If your reading bounces around unpredictably, noise is almost always the cause. Try shortening your leads or moving the setup away from large electrical equipment before assuming the signal itself is unstable.
Why Circuit Loading Matters
When you connect a multimeter across a circuit, the meter draws a tiny amount of current. In most situations this is negligible because modern digital multimeters have an input impedance greater than 1 megohm (one million ohms), meaning they barely affect the circuit they’re measuring. But if the source you’re measuring also has very high impedance, the meter can “load” the circuit and pull the voltage down from its true value.
For most thermocouple, battery, and sensor measurements, standard multimeter impedance is fine. If you’re measuring millivolts across a high-impedance source like a pH electrode or a piezoelectric sensor, you may need a meter with 10 megohm or higher input impedance, or a dedicated signal conditioner between the source and your meter.
Common Millivolt Applications
Thermocouples
Thermocouples are one of the most common reasons people measure millivolts. These sensors produce a small voltage that corresponds to temperature. A Type K thermocouple, one of the most widely used types, outputs about 1.5 mV at 100°F, roughly 10.6 mV at 500°F, and around 22.3 mV at 1000°F (all referenced to 32°F). You read the millivolt output with your meter, then convert it to temperature using a reference table or chart specific to the thermocouple type. Many modern meters have a thermocouple mode that does this conversion automatically.
pH Electrodes
A glass pH electrode generates approximately 60 mV per pH unit at room temperature (25°C). So a solution at pH 4 produces roughly 180 mV more than a solution at pH 7. In practice, the slope isn’t perfectly linear across the entire pH range, and real electrodes rarely hit the theoretical 59.16 mV per unit exactly. That’s why pH meters require regular calibration with buffer solutions. But if you’re troubleshooting a pH system, measuring the raw millivolt output with a multimeter can tell you whether the electrode itself is responding or whether the problem lies elsewhere in the instrument.

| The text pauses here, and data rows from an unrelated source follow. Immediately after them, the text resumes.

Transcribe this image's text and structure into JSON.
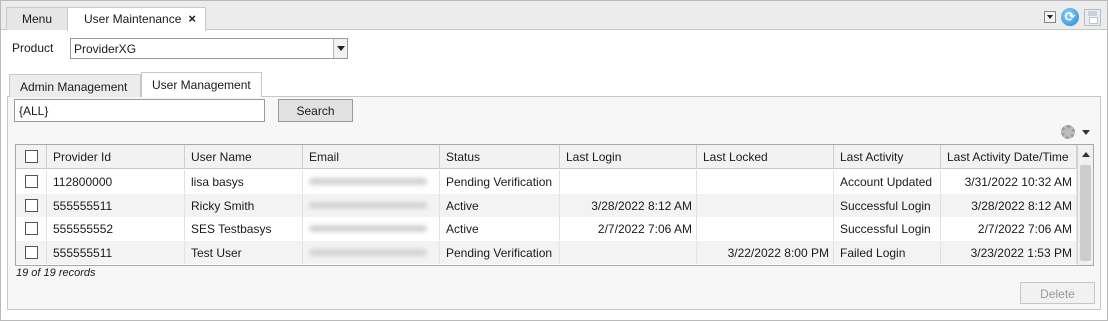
{
  "tabs": {
    "menu_label": "Menu",
    "active_label": "User Maintenance",
    "close_glyph": "×"
  },
  "product": {
    "label": "Product",
    "value": "ProviderXG"
  },
  "inner_tabs": {
    "admin": "Admin Management",
    "user": "User Management"
  },
  "search": {
    "value": "{ALL}",
    "button_label": "Search"
  },
  "grid": {
    "headers": [
      "Provider Id",
      "User Name",
      "Email",
      "Status",
      "Last Login",
      "Last Locked",
      "Last Activity",
      "Last Activity Date/Time"
    ],
    "rows": [
      {
        "provider_id": "112800000",
        "user_name": "lisa basys",
        "status": "Pending Verification",
        "last_login": "",
        "last_locked": "",
        "last_activity": "Account Updated",
        "last_activity_dt": "3/31/2022 10:32 AM"
      },
      {
        "provider_id": "555555511",
        "user_name": "Ricky Smith",
        "status": "Active",
        "last_login": "3/28/2022 8:12 AM",
        "last_locked": "",
        "last_activity": "Successful Login",
        "last_activity_dt": "3/28/2022 8:12 AM"
      },
      {
        "provider_id": "555555552",
        "user_name": "SES Testbasys",
        "status": "Active",
        "last_login": "2/7/2022 7:06 AM",
        "last_locked": "",
        "last_activity": "Successful Login",
        "last_activity_dt": "2/7/2022 7:06 AM"
      },
      {
        "provider_id": "555555511",
        "user_name": "Test User",
        "status": "Pending Verification",
        "last_login": "",
        "last_locked": "3/22/2022 8:00 PM",
        "last_activity": "Failed Login",
        "last_activity_dt": "3/23/2022 1:53 PM"
      }
    ]
  },
  "footer": {
    "record_count": "19 of 19 records",
    "delete_label": "Delete"
  },
  "icons": {
    "refresh": "refresh-icon",
    "save": "save-icon",
    "settings": "gear-icon"
  },
  "colors": {
    "tab_strip_bg": "#ececec",
    "panel_bg": "#f7f7f7",
    "grid_header_bg": "#f2f2f2",
    "refresh_blue": "#1e86d6"
  }
}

Battery and Solar Cell Testing
Individual cells in a battery pack sometimes differ by only millivolts, and those small differences can indicate a weak or failing cell. Similarly, solar cell open-circuit voltages during low-light testing can drop into millivolt territory. In both cases, the millivolt range on your meter reveals differences invisible on the standard voltage range.
Converting Millivolts to Volts
The math is simple: divide by 1,000. A reading of 3 mV equals 0.003 V. A reading of 750 mV equals 0.75 V. Going the other direction, multiply volts by 1,000. So 0.047 V is 47 mV. If your meter displays in volts and you need millivolts (or your data sheet lists millivolts and your meter shows volts), this conversion comes up constantly.